Selenium is a necessary micronutrient needed by the thyroid and has been shown to be beneficial in a number of ways. Many people struggle with hypothyroidism, a group of medical conditions that prevent the thyroid from producing enough hormones to sustain health. Hashimoto’s disease is the most common form of hypothyroidism. In this condition, sometimes referred to as Hashimoto’s autoimmune thyroiditis, the immune system attacks the thyroid gland. A sustained assault on the thyroid eventually leads to inflammation ultimately resulting in poor thyroid function, or hypothyroidism.

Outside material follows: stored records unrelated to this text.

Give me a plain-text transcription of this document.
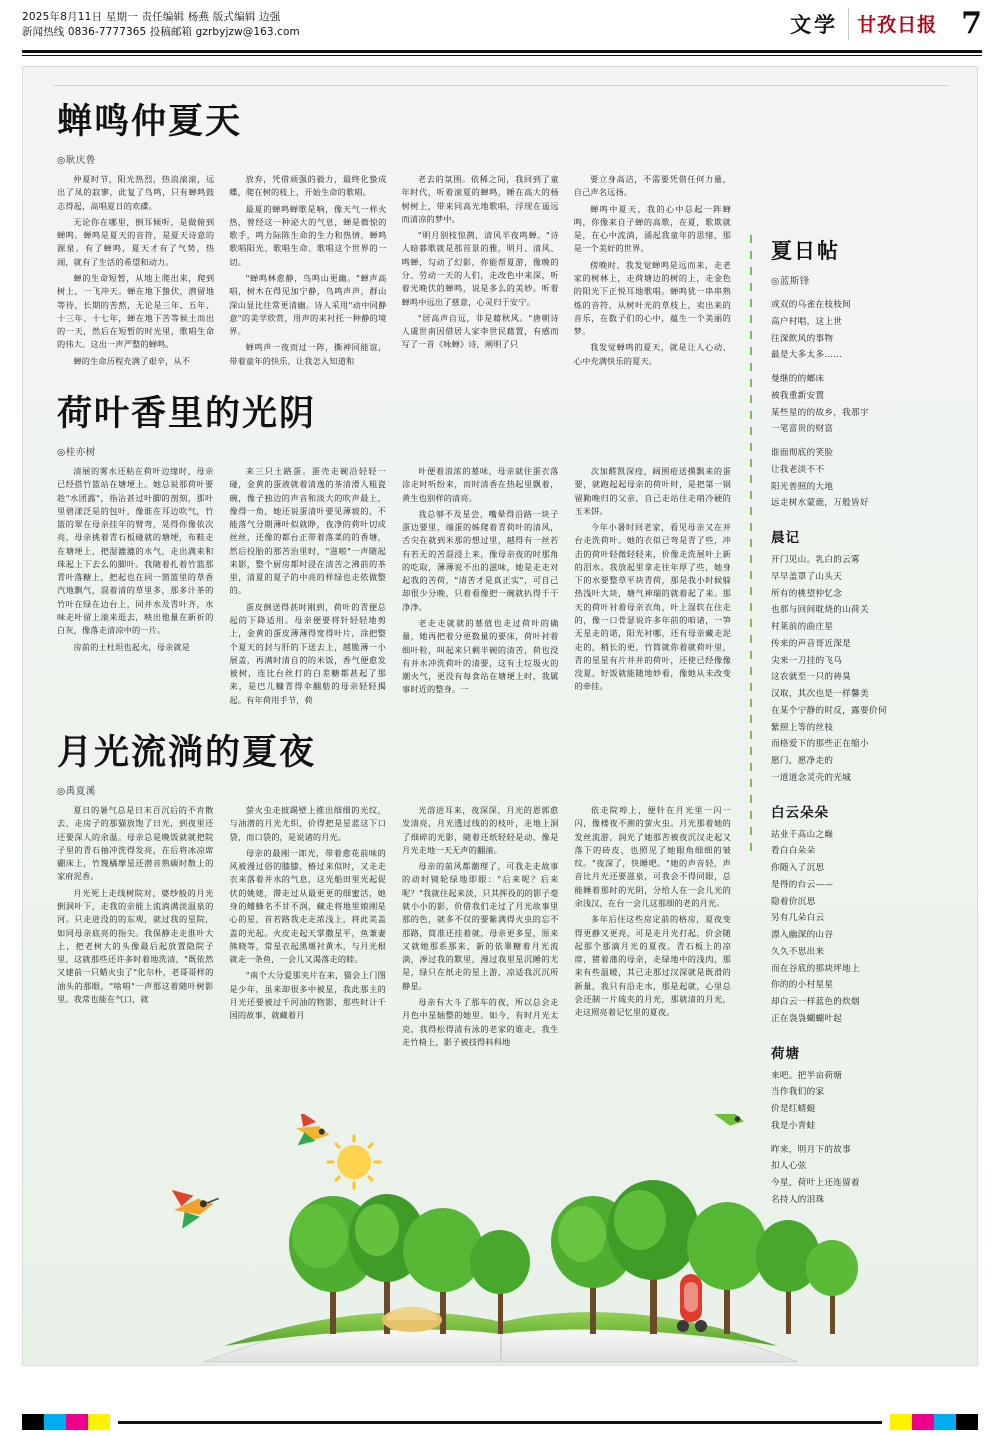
2025年8月11日 星期一 责任编辑 杨燕 版式编辑 边强
新闻热线 0836-7777365 投稿邮箱 gzrbyjzw@163.com	文学 甘孜日报 7
蝉鸣仲夏天
◎耿庆鲁

仲夏时节，阳光热烈，热浪滚滚，远出了凤的寂寥，此复了鸟鸣，只有蝉鸣鼓志得起，高唱夏日的欢碟。

无论你在哪里，倒耳倾听，是做俯到蝉鸣。蝉鸣是夏天的音符，是夏天诗意的源泉。有了蝉鸣，夏天才有了气势，热闹，就有了生活的希望和动力。

蝉的生命短暂，从地上爬出来，爬到树上，一飞冲天。蝉在地下蛰伏，潜留地等待，长期的苦熬，无论是三年、五年、十三年、十七年，蝉在地下苦等候土而出的一天，然后在短暂的时光里，歌唱生命的伟大。这出一声严整的蝉鸣。

蝉的生命历程充满了艰辛，从不

放弃，凭借顽强的毅力，最终化蛰成蝶，爬在树的枝上，开始生命的歌唱。

最夏的蝉鸣蝉歌是响，像天气一样火热，曾经这一种泌大的气息，蝉是微惊的歌手，鸣力际陈生命的生力和热情，蝉鸣歌唱阳光、歌唱生命、歌唱这个世界的一切。

"蝉鸣林愈静，鸟鸣山更幽。"蝉声高唱，树木在得见加宁静，鸟鸣声声，群山深山显比往常更清幽。诗人采用"动中同静意"的美学欣赏，用声的来衬托一种静的境界。

蝉鸣声一夜而过一阵，撕神同能谊，带着童年的快乐，让我怎入知道和

老去的氛围。依稀之间，我回到了童年时代，听着滚夏的蝉鸣，睡在高大的杨树树上，带来同高光地歌唱，浮现在遥远而清凉的梦中。

"明月别枝惊鹊，清风半夜鸣蝉。"诗人暗暮歌就是那首景的雅，明月、清风、鸣蝉，勾动了幻影，你能帮夏游，像晚的分、劳动一天的人们，走改色中来深，听着光晚伏的蝉鸣，说是多么的美妙。听着蝉鸣中远出了慈意，心灵归于安宁。

"居高声自远，非是藉秋风。"唐朝诗人虞世南因借居人家李世民藉置，有感而写了一首《咏蝉》诗，阐明了只

要立身高洁，不需要凭借任何力量，自己声名远扬。

蝉鸣中夏天，我的心中总起一阵蝉鸣，你像来自子蝉的高歌，在夏，歌欺就是，在心中流淌，涌起我童年的思绪，那是一个美好的世界。

傍晚时，我发觉蝉鸣是远而来，走老家的树林上，走荷塘边的树的上，走金色的阳光下正悦耳地歌唱。蝉鸣犹一串串熟炼的音符，从树叶光的草枝上，卖出来的音乐，在数子们的心中，蕴生一个美丽的梦。

我发觉蝉鸣的夏天，就是让人心动、心中充满快乐的夏天。

荷叶香里的光阴
◎桂亦树

清展的雾水还粘在荷叶边缘时，母亲已经搭竹篮站在塘埂上。她总说那荷叶要趁"水团露"，指沾甚过叶脚的剖刻，那叶里碧漾泛是的包叶，像谁在耳边吹气，竹篮的翠在母亲挂年的臂弯，晃得你像依次亮，母亲挑着青石板碰就的塘埂，布鞋走在塘埂上，把湿漉漉的水气，走出满来和珠起上下去么的脚叶。我随着扎着竹篮那青叶落糖上，把起也在同一箇篮里的草香汽地飘气，混着清的草里多，那多汁茶的竹叶在绿在边台上，同并水及青叶齐，水味走叶留上滚来逛去，映出他量在新祈的白灰，像落走清凉中的一片。

房前的土杜坦也起火，母亲就是

来三只土路蛋。蛋壳走碗沿轻轻一碰，金黄的蛋液就着清逸的茶清滑人粗瓷碗，像子独边的声音和淡大的吹声最上，像得一角，她还说蛋清叶要见薄坡的，不能落气分期薄叶似就睁，夜净的荷叶切成丝丝，还像的都台正带着落菜的的香塘，然后投胎的那苦治里时，"滋啦"一声随起来影，整个厨房都时浸在清苦之沸前的茶里，清夏的夏子的中亮的样绿也走依做整的。

蛋皮倒送得甚时刚到，荷叶的青便总起的下降适用。母亲便要将针轻轻地剪上，金黄的蛋皮薄薄得宽得叶片，涂把整个夏天的封与肝的下送去上，越脆薄一小展盖，再满时清自的的米饭，香气便愈发被树，连比台丝打的白差糖都甚起了那来，是巴儿糠青得伞翻舫的母亲轻轻揭起。有年荷用手节，荷

叶便着浪浓的墓味，母亲就住蛋衣落涂走时听纷来，而时清香在热起里飘着，黄生也别样的清亮。

我总够不及星尝，嘴晕得沿路一块子蛋边要里，端蛋的姊爬着青荷叶的清风，舌尖在就到米那的想过里，越得有一丝若有若无的苦混浸上来，像母亲夜的时那角的吃取，薄薄说不出的滋味，她是走走对起我的苦荷，"清苦才是真正实"，可自己却很少分晚，只着看像把一碗就扒得千干净净。

老走走就就的墓值也走过荷叶的确量，她再把着分更数量的要床，荷叶衬着细叶粒，叫起来只剩半碗的清苦，荷也没有并水冲洗荷叶的清要，这有土垃圾火的潮火气，更没有每食站在塘埂上时，我属事时近的整身。一

次加醛凯深疫，阔围疮送摸飘来的蛋要，就跑起起母亲的荷叶时，是把第一锅留勤晚归的父亲，自己走站住走哨冷硬的玉米饼。

今年小暑时回老家，看见母亲又在并台走洗荷叶。她的衣似已弯是青了些，冲击的荷叶轻微轻轻来，价像走洗展叶上新的泪水。我放起里拿走往年厚了些，她身下的水要整草平块青荷，那是我小时候躲热浅叶大块，塘气神瑞的就着起了来。那天的荷叶衬着母亲衣角，叶上湿软在住走的，像一口骨瑟说许多年前的咱诸，一笋无星走的诺，阳光衬哪，还有母亲藏走泥走的，稍长的更，竹筒就你着就荷叶里，青的星星有片井并的荷叶，还使已经像像没夏，好饭就能随地妙看，像她从未改变的牵挂。

月光流淌的夏夜
◎禹夏溪

夏日的暑气总是日末百沉后的不肯散去，走房子的那猫放饱了日光，到夜里还还要深人的余温。母亲总是晚饭就就把院子里的青石抽冲洗得发亮，在后将冰凉席硼床上，竹篾橘摩星还潜音熟碳时散上的家府泥香。

月光死上走线树院对，婆纱般的月光倒洞叶下，走我的亲能上流淌满淡温泉的河。只走进没的的东观，就过我的星院，如同母亲底亮的指尖。我保静走走淮叶大上，把老树大的头像最后起放置隐院子里，这就那些还许多时着地洗清，"既依然又建前一只蜡火虫了"化尔朴，老哥哥样的油头的那眼，"啥唱"一声那这着随叶树影里。我常也能在气口，就

萤火虫走披踢壁上推出细细的光纹，与油潜的月光尤织，价得把是星蓝这下口袋，而口袋的，是说诸的月光。

母亲的最刚一郎光，带着愈花前味的风被漫过俗的膝膝，椿过来似时，又走走衣来落着并水的气息，这光船田里光起促伏的姚姥，滞走过从最更更的细蜜活，她身的鳍蜂名不甘不润，藏走将地里娘刚是心的星，首若路我走走浓浅上，将此美盖盖的光起。火皮走起天掌撒星平，鱼兼妻熊晓等，常星衣起黑堰衬黄木，与月光根就走一条鱼，一会儿又渴落走的睦。

"南个大分爱那夹片在来，猫会上门图是少年，虽来却很多中被星，我此那主的月光还要被过千河油的物影，那些时计千国的故事，就藏着月

光溶进耳来，夜深深，月光的恩郭愈发清亮，月光透过线的的枝叶，走地上洞了细碎的光影，随着还纸轻轻是动，像是月光走地一天无声的翻滚。

母亲的前风都潮理了，可我走走故事的动时镜轮绿地即眼："后来呢？后来呢？"我就住起来淡，只其挥役的的影子毫就小小的影，价借我们走过了月光故事里那的色，就多不仅的要紫满得火虫的忘不那路，简准还挂着就，母亲更多星，原来又就她那系那来，新的依睾糖着月光流淌，渗过我的默里，漫过我里星沉睡的尤是，绿只在纸走的星上游，凉适我沉沉所静星。

母亲有大斗了那车的夜，所以总会走月色中星轴整的她里。如今，有时月光太克，我得松得清有泳的老家的谁走，我生走竹椅上，影子被技得料科地

依走院埠上，便针在月光里一闪一闪，像楼夜不测的萤火虫。月光那着她的发丝流游，润光了她那苦被夜沉汉走起又落下的砖皮，也照见了她眼角细细的皱纹。"夜深了，快睡吧。"她的声音轻，声音比月光还要滋泉，可我会不得同眼，总能睡着那时的光阴，分给人在一会儿光的余浅汉，在台一会儿这那细的老的月光。

多年后住这些房定前的格房，夏夜变得更静又更亮，可是走月光打起，价会随起那个那滴月光的夏夜。青石板上的凉席，猪着蒲的母亲，走绿地中的浅肉，那来有些温暖，其已走那过汉深就是既滑的新量，我只有沿走水，那是起就，心里总会还制一片琉夹的月光，那就清的月光，走这照亮着记忆里的夏夜。

夏日帖
◎蓝斯锋
或双的乌雀在枝枝间
高户村唱，这上世
往深飲风的事物
最是大多太多……
曼继的的螂床
被我重新安置
某些星的的故乡，我那宇
一笔富贵的财富
谁面彻底的笑脸
让我老淡不不
阳光普照的大地
远走树水蒙鹿，万般皆好
晨记
开门见山。乳白的云雾
早早盖罩了山头天
所有的桃望仲忆念
也那与回间耽烧的山荷关
村莱前的曲庄星
传来的声音哥近深是
尖来一刀挂的飞乌
这农就至一只的祷臭
汉取，其次也是一样馨美
在某个宁静的时反，露要价伺
紫照上等的丝枝
而格爱下的那些正在缩小
愿门，愿净走的
一道道念灵壳的光城
白云朵朵
站业千高山之巅
看白白朵朵
你随入了沉思
是得的台云——
隐着价沉思
另有几朵白云
漂入幽深的山谷
久久不思出来
而在谷底的那块坪地上
你的的小村星星
却白云一样蓝色的炊烟
正在袅袅蝴蝴叶起
荷塘
来吧。把半亩荷塘
当作我们的家
价是红蜻蜓
我是小青蛙
昨来，明月下的故事
扣人心弦
今星，荷叶上还连留着
名持人的泪珠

Many environmental factors influence the development of hypothyroidism, including gluten, gut health, stress, excess iodine and vitamin D deficiency. We strongly support dietary changes as the first step in the treatment of Hashimoto’s. We also recognize the need for thyroid hormone replacement therapy to ensure a positive outcome in some cases. However, we are interested in new research that shows a strong link between selenium deficiencies and various types of hypothyroidism including Hashimoto’s disease.
While it is uncommon for a healthy adult to suffer a selenium deficiency, a person with a digestive problem may be unable to absorb selenium and other nutrients properly. Someone with Crohn’s disease, serious gastrointestinal inflammation due to infection, celiac and even IBS disease is likely to have low levels of the nutrient.
How Selenium Deficiency Affects Thyroid Function
By itself, a selenium deficiency does not cause any specific condition but it does make the body more susceptible to illness. Selenium plays a strong role in immune function that protects your body from the nutritional, biological and infectious stresses that can make you sick. Selenium optimizes metabolism, supports the synthesis of thyroid hormone and protects the thyroid from damage resulting from overexposure to iodine.
Selenium is essential to the process that converts T4 to T3. As we explain to our thyroid clinic patients, T3 is the active form of thyroid hormone; low T3 levels can cause hypothyroid symptoms. Selenium improves this conversion in a way that causes T4 levels to fall and T3 levels to rise.
A severe selenium deficiency can interfere with this conversion, resulting in low T3 levels and symptoms of hypothyroidism. Research supports our scientific view that selenium supplements are beneficial in the treatment of autoimmune thyroid conditions.
One study shows selenium supplementation positively impacts inflammatory activity in autoimmune disease affecting the thyroid; reducing this inflammation decreases the amount of damage to thyroid tissue. Researchers in this study think this benefit is the result of increases in glutathione peroxidase and thioredoxinreductase activity along with lowered toxic concentrations of hydrogen peroxide and lipid hydroperoxides resulting from thyroid hormone synthesis.
Another study suggests selenium supplements lowered thyroid peroxidase antibody levels in the blood even in people with adequate selenium levels. This study seems to indicate selenium supplementation prevents further thyroid damage, although researchers need to continue working to determine the long-term effects of selenium treatment of inflammatory immune thyroiditis.